8. This tour de pants:
"My ex and I would frequently take walks in the forest. There were many paths, so we would go off and make out. One time we decided to do much more than that, and a group of five cyclists rode by us. They playfully shouted to us, but we freaked out and quickly got dressed and left. We saw them at the end of a trail later on and they cheered us on once more."
9. This interesting picnic:
"My boyfriend and I were having a romantic picnic on the beach. It was generally an uncrowded beach, and at the time we were the only people there. We decided to have sex. A few minutes later, we saw some young teens in the distance, so we quickly repositioned ourselves. My anxiety increased as they approached us, but alas, they seemed oblivious and simply asked us, 'Do you guys have any weed?'"

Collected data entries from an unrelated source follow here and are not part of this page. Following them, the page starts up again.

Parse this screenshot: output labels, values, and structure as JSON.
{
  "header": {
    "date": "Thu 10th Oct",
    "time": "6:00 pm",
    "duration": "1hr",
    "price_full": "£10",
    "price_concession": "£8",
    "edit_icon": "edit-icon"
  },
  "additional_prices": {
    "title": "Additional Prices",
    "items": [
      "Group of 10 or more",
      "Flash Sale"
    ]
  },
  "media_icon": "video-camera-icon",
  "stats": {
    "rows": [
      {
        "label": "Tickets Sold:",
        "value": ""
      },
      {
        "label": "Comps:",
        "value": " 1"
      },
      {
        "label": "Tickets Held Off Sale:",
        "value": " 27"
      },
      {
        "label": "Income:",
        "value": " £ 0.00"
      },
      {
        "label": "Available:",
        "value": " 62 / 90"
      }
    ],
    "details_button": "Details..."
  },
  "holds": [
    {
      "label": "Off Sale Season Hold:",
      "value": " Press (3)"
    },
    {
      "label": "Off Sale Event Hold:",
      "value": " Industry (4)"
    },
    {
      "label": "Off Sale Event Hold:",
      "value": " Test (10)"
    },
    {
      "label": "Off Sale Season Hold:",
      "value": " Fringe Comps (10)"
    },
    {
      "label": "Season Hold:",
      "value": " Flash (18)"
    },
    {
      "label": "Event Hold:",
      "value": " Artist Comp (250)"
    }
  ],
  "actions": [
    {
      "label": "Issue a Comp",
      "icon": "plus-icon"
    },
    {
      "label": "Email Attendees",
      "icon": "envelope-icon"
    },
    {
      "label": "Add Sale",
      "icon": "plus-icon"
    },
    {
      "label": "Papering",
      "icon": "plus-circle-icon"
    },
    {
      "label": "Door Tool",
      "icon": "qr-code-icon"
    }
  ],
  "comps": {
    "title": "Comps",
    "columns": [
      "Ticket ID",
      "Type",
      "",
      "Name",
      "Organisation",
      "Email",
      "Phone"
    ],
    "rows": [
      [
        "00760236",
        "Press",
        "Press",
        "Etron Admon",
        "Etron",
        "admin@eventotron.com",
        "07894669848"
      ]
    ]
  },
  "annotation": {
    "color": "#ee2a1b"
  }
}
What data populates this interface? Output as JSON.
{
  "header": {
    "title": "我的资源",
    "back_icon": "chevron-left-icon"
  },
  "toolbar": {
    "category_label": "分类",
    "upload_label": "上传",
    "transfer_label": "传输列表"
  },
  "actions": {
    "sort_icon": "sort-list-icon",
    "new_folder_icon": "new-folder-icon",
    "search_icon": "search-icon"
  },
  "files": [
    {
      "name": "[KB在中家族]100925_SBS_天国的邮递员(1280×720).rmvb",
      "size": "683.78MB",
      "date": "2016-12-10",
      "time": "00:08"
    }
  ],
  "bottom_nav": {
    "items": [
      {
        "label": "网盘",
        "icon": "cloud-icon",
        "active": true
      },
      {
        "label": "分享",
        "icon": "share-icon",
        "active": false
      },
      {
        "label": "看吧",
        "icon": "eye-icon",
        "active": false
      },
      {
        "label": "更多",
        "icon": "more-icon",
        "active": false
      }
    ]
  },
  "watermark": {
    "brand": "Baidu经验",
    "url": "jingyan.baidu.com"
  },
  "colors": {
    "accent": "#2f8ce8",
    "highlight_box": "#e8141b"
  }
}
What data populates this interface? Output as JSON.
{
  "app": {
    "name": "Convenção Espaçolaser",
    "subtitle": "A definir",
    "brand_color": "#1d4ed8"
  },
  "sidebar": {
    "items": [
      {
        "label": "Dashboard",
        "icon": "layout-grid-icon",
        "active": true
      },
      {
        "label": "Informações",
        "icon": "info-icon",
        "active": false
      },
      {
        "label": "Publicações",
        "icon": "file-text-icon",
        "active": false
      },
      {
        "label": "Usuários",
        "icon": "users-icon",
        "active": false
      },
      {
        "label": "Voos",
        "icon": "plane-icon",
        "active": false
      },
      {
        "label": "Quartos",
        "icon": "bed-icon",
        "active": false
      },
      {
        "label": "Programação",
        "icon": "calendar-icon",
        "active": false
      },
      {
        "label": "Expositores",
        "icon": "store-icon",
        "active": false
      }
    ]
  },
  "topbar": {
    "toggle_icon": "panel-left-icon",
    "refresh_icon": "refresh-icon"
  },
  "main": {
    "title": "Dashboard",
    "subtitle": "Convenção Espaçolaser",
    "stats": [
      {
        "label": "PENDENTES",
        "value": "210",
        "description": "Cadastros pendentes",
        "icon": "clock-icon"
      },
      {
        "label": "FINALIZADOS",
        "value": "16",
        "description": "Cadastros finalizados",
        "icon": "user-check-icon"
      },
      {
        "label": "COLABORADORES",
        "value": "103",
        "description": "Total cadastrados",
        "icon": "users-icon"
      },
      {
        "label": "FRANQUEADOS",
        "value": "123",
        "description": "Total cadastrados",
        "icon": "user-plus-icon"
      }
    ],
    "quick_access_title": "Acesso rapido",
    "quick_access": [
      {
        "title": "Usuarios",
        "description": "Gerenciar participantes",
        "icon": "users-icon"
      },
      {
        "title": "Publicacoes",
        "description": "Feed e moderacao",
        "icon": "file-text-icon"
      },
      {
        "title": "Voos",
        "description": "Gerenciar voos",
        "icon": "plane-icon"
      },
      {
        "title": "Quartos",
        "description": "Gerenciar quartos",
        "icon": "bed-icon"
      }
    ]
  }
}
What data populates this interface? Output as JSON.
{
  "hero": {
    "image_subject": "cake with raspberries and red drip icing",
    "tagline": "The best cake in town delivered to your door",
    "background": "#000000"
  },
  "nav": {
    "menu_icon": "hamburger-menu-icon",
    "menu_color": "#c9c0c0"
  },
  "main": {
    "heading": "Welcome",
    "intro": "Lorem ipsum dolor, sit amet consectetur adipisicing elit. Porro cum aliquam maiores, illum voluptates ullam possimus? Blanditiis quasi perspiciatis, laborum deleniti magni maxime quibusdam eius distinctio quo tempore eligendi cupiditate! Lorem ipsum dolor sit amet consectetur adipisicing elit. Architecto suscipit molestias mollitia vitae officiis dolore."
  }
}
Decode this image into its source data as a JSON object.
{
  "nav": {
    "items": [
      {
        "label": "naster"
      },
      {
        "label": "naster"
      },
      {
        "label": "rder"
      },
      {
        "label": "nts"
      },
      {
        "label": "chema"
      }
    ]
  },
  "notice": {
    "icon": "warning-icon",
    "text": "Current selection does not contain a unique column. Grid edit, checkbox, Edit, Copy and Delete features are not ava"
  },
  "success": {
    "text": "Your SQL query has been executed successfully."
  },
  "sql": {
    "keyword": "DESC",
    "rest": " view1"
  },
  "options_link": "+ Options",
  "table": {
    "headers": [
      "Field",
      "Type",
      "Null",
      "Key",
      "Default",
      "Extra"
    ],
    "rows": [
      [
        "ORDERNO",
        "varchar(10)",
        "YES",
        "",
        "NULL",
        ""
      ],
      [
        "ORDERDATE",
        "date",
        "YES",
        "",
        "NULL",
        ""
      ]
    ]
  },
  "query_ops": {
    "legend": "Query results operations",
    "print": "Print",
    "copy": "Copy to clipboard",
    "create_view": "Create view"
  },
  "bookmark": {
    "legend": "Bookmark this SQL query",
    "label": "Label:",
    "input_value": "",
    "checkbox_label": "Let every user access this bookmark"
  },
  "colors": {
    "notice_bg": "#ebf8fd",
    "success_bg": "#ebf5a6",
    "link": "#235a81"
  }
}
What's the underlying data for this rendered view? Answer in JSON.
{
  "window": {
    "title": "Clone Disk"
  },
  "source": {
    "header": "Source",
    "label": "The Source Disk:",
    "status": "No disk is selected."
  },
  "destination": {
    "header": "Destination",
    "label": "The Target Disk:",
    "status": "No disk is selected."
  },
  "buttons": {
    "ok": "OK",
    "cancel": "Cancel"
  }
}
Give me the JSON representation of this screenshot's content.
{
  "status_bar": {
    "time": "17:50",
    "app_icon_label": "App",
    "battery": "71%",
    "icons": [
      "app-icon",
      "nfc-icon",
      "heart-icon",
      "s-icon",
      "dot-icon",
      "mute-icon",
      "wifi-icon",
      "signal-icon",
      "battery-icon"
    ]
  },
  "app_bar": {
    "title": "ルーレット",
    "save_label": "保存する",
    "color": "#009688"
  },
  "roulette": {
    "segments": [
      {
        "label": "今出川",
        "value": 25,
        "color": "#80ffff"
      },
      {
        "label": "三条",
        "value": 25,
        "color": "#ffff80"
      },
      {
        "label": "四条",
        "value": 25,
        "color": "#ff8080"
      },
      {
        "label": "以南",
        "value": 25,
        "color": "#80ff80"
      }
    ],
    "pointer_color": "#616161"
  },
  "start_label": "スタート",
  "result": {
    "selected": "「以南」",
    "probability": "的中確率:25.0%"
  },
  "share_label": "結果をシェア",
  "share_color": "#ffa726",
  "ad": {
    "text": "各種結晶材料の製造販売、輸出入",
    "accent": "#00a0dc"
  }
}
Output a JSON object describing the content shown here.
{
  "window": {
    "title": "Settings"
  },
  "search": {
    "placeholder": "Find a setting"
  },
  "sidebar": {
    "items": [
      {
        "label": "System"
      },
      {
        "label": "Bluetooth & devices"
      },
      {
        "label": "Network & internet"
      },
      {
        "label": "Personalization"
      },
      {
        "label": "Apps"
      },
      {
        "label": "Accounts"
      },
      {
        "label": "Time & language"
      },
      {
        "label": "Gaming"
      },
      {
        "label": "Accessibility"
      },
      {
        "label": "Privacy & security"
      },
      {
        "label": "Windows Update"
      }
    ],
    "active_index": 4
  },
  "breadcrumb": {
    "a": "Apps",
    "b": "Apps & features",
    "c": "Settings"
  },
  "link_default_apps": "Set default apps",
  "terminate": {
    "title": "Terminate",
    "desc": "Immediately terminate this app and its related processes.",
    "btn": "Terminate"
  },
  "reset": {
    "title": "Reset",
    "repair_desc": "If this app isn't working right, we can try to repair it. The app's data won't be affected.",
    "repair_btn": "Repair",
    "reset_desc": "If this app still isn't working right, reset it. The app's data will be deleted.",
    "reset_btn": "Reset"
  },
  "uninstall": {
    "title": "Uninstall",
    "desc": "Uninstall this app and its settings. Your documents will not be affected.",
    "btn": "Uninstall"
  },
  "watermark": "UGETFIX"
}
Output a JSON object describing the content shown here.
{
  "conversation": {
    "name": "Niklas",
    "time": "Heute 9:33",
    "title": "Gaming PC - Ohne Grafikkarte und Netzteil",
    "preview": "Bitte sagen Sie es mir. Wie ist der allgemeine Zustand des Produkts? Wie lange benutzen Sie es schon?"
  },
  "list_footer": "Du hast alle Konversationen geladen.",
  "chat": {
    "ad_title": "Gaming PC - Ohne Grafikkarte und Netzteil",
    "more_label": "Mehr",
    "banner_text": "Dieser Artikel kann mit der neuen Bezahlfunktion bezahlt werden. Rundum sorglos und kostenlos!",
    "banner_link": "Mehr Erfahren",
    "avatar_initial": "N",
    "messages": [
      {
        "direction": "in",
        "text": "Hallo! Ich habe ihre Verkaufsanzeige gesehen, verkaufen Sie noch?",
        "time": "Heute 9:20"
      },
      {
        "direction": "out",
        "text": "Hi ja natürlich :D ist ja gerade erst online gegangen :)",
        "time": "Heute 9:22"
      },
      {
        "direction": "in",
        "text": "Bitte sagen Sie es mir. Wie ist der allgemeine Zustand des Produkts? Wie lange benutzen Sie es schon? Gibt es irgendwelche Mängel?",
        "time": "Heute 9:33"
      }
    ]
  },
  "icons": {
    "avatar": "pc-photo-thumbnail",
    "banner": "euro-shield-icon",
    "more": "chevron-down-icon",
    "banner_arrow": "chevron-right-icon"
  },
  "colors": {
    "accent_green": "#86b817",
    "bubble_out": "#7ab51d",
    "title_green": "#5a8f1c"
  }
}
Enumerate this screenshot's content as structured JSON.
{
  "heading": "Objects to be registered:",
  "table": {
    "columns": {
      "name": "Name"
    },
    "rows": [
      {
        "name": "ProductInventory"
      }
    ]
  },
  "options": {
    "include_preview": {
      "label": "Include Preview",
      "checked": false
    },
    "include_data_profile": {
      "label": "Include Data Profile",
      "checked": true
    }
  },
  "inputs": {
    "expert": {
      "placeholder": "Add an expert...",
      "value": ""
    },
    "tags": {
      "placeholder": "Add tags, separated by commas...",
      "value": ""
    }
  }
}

10. This unwanted butt-dial:
"My ex and I were having car sex in the parking lot of our college and accidentally butt-dialed his very conservative mom's home phone. Apparently we left a rather lengthy voicemail of our tryst. We had to drive the 45 minutes to her house to delete the message before she got to it... but we were too late."
11. This grand experience:
"My boyfriend and I were having sex in a hammock at the Grand Canyon. We thought we were being sneaky about it until we realized the trees were bouncing. Pretty sure I ruined a family's trip to one of the greatest wonders of the world."
12. This green nut:
"My girlfriend was meeting my parents for the first time. After a while, my parents left us alone and we started watching Shrek. One thing led to another, and she decided to go down on me while my parents were downstairs. It was all going fine until I heard my dad coming up the stairs. I threw a blanket over my lap, since I was naked from the waist down. He just checked up on us and then went left, so my girlfriend and I proceeded. I orgasmed at almost the exact moment 'I'm a Believer' started playing."
13. This unexpected twist:
"My college fuck buddy and I decided to hook up in his car because neither of our rooms were free. The parking lot was basically empty and it was getting particularly hot and steamy, when we suddenly heard a slapping sound. It was so confusing because the sound wasn't coming from us. We pulled apart to look around and saw a random girl directly next to the car jumping rope. She was just minding her own business, and then suddenly she turned and saw the two of us, naked, staring at her. She turned bright red and ran away."
14. This roommate trouble:
"My friend and I were lying in bed in my dorm. My roommate walked in and quickly fell asleep. About 30 minutes later, my friend and I started feeling each other up and brought each other to orgasm, but we tried to keep it as quiet as possible, since my roommate was still asleep. While we were hooking up, I glanced over to check on my roommate and saw her staring at us with a confused, horrified look on her face. It was so awkward."
15. And this holy orgasm:
"My fiancée once slept with a preacher's daughter. One time, they decided to have sex in the balcony of the church...while her father was preaching a sermon on Sunday morning. She came right as her father finished preaching and screamed 'Oh, god!' Someone in the audience responded with 'Hallelujah!'"
Note: Submissions have been edited for length and/or clarity.